東芝の苦闘と終わらない迷走
ソニーとは異なる展開で最終的に日本産業パートナーズという日系ファンドに買収され上場廃止となったのが東芝でした。東芝は他の総合電機メーカーがグローバル競争で苦戦し守りに入っていた2000年代前半に、積極果敢な西田社長リーダーシップの下躍進していた会社です。
米国の原子力発電会社ウェスチングハウス社を54億ドル(約6600億円)で買収した2006年には時価総額が4兆円に迫り日立製作所に肉薄していました(ちなみに、ウェスチングハウス社自身もかつては、発電、送電機器、家電、ラジオ・テレビ放送機器など広範な製品を展開するコングロマリット企業でした)。
当時は化石燃料による地球温暖化が問題視され原子力発電が見直されていた時期で、買収そのものは戦略的に間違いでなかったのですが、ウェスチングハウスの原発建設プロジェクトの遅延・予算オーバーに、福島第一原発事故による世界的な原発事業見直しが重なり、2017年にウェスチングハウスは破産、東芝は約1兆円の特別損失を計上し債務超過に陥ります。
決算期末までに債務超過を解消せねば上場廃止、それをなんとか阻止するためにゴールドマン・サックスが60ほどのファンドから6000億円の増資資金調達を行いました。東芝は収益源の半導体メモリ事業を売却し財務体質は劇的に改善したものの、架空取引の発覚等ガバナンス問題が株価の回復を妨げます。
4兆円以上の価値が海外資本に流出した
業を煮やしたファンド株主により会社全体が入札にかけられ、2023年に売却されました。東芝は上場維持のためにアクティビスト・ファンドを株主に招き入れ、結局は彼らに退出いただくために日本産業パートナーズへの売却・上場廃止という方法を選ばざるを得なくなりました。
ウェスチングハウス買収から15年、ファンドの増資資金受け入れから5年をかけて結局何が起こったのでしょう? ウェスチングハウス関連で1兆円の富が米国に流れ、株価2600円で増資を引き受けた外資ファンド等は4600円で日本産業パートナーズに売り抜けて約5000億円儲けた計算になります。

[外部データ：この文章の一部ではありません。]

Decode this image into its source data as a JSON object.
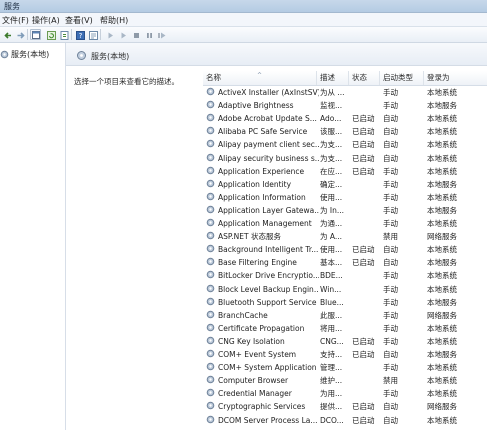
{
  "window": {
    "title": "服务"
  },
  "menu": [
    "文件(F)",
    "操作(A)",
    "查看(V)",
    "帮助(H)"
  ],
  "toolbar": {
    "buttons": [
      {
        "name": "back-icon"
      },
      {
        "name": "forward-icon"
      },
      {
        "name": "console-tree-icon"
      },
      {
        "name": "refresh-icon"
      },
      {
        "name": "export-list-icon"
      },
      {
        "name": "help-icon"
      },
      {
        "name": "properties-icon"
      },
      {
        "name": "start-service-icon"
      },
      {
        "name": "start-service-alt-icon"
      },
      {
        "name": "stop-service-icon"
      },
      {
        "name": "pause-service-icon"
      },
      {
        "name": "restart-service-icon"
      }
    ]
  },
  "tree": {
    "item_label": "服务(本地)"
  },
  "panel": {
    "header_title": "服务(本地)",
    "description": "选择一个项目来查看它的描述。"
  },
  "list": {
    "columns": [
      "名称",
      "描述",
      "状态",
      "启动类型",
      "登录为"
    ],
    "rows": [
      {
        "name": "ActiveX Installer (AxInstSV)",
        "desc": "为从 ...",
        "status": "",
        "start": "手动",
        "logon": "本地系统"
      },
      {
        "name": "Adaptive Brightness",
        "desc": "监视...",
        "status": "",
        "start": "手动",
        "logon": "本地服务"
      },
      {
        "name": "Adobe Acrobat Update S...",
        "desc": "Ado...",
        "status": "已启动",
        "start": "自动",
        "logon": "本地系统"
      },
      {
        "name": "Alibaba PC Safe Service",
        "desc": "该服...",
        "status": "已启动",
        "start": "自动",
        "logon": "本地系统"
      },
      {
        "name": "Alipay payment client sec...",
        "desc": "为支...",
        "status": "已启动",
        "start": "自动",
        "logon": "本地系统"
      },
      {
        "name": "Alipay security business s...",
        "desc": "为支...",
        "status": "已启动",
        "start": "自动",
        "logon": "本地系统"
      },
      {
        "name": "Application Experience",
        "desc": "在应...",
        "status": "已启动",
        "start": "手动",
        "logon": "本地系统"
      },
      {
        "name": "Application Identity",
        "desc": "确定...",
        "status": "",
        "start": "手动",
        "logon": "本地服务"
      },
      {
        "name": "Application Information",
        "desc": "使用...",
        "status": "",
        "start": "手动",
        "logon": "本地系统"
      },
      {
        "name": "Application Layer Gatewa...",
        "desc": "为 In...",
        "status": "",
        "start": "手动",
        "logon": "本地服务"
      },
      {
        "name": "Application Management",
        "desc": "为通...",
        "status": "",
        "start": "手动",
        "logon": "本地系统"
      },
      {
        "name": "ASP.NET 状态服务",
        "desc": "为 A...",
        "status": "",
        "start": "禁用",
        "logon": "网络服务"
      },
      {
        "name": "Background Intelligent Tr...",
        "desc": "使用...",
        "status": "已启动",
        "start": "自动",
        "logon": "本地系统"
      },
      {
        "name": "Base Filtering Engine",
        "desc": "基本...",
        "status": "已启动",
        "start": "自动",
        "logon": "本地服务"
      },
      {
        "name": "BitLocker Drive Encryptio...",
        "desc": "BDE...",
        "status": "",
        "start": "手动",
        "logon": "本地系统"
      },
      {
        "name": "Block Level Backup Engin...",
        "desc": "Win...",
        "status": "",
        "start": "手动",
        "logon": "本地系统"
      },
      {
        "name": "Bluetooth Support Service",
        "desc": "Blue...",
        "status": "",
        "start": "手动",
        "logon": "本地服务"
      },
      {
        "name": "BranchCache",
        "desc": "此服...",
        "status": "",
        "start": "手动",
        "logon": "网络服务"
      },
      {
        "name": "Certificate Propagation",
        "desc": "将用...",
        "status": "",
        "start": "手动",
        "logon": "本地系统"
      },
      {
        "name": "CNG Key Isolation",
        "desc": "CNG...",
        "status": "已启动",
        "start": "手动",
        "logon": "本地系统"
      },
      {
        "name": "COM+ Event System",
        "desc": "支持...",
        "status": "已启动",
        "start": "自动",
        "logon": "本地服务"
      },
      {
        "name": "COM+ System Application",
        "desc": "管理...",
        "status": "",
        "start": "手动",
        "logon": "本地系统"
      },
      {
        "name": "Computer Browser",
        "desc": "维护...",
        "status": "",
        "start": "禁用",
        "logon": "本地系统"
      },
      {
        "name": "Credential Manager",
        "desc": "为用...",
        "status": "",
        "start": "手动",
        "logon": "本地系统"
      },
      {
        "name": "Cryptographic Services",
        "desc": "提供...",
        "status": "已启动",
        "start": "自动",
        "logon": "网络服务"
      },
      {
        "name": "DCOM Server Process La...",
        "desc": "DCO...",
        "status": "已启动",
        "start": "自动",
        "logon": "本地系统"
      }
    ]
  }
}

さらに、2018年にベイン・キャピタルが主導する日米韓連合に2兆円で売却された東芝メモリは、キオクシアに社名変更して2024年12月に上場しました。2025年のAIブームに乗り、キオクシアの時価総額は10兆円に上昇していますから、4兆円以上の価値が(瞬間風速的な含み益という形かもしれませんが)、約半分を保有するベイン・キャピタル、韓国SKハイニックス連合に流れたことになります。会社の値段という切り口でシンプルに総括すると、買収会社の値段を正しくつけられず上場にこだわり会社のガバナンスが効かない東芝経営陣により、多額の日本の富が海外に持っていかれた、ということです。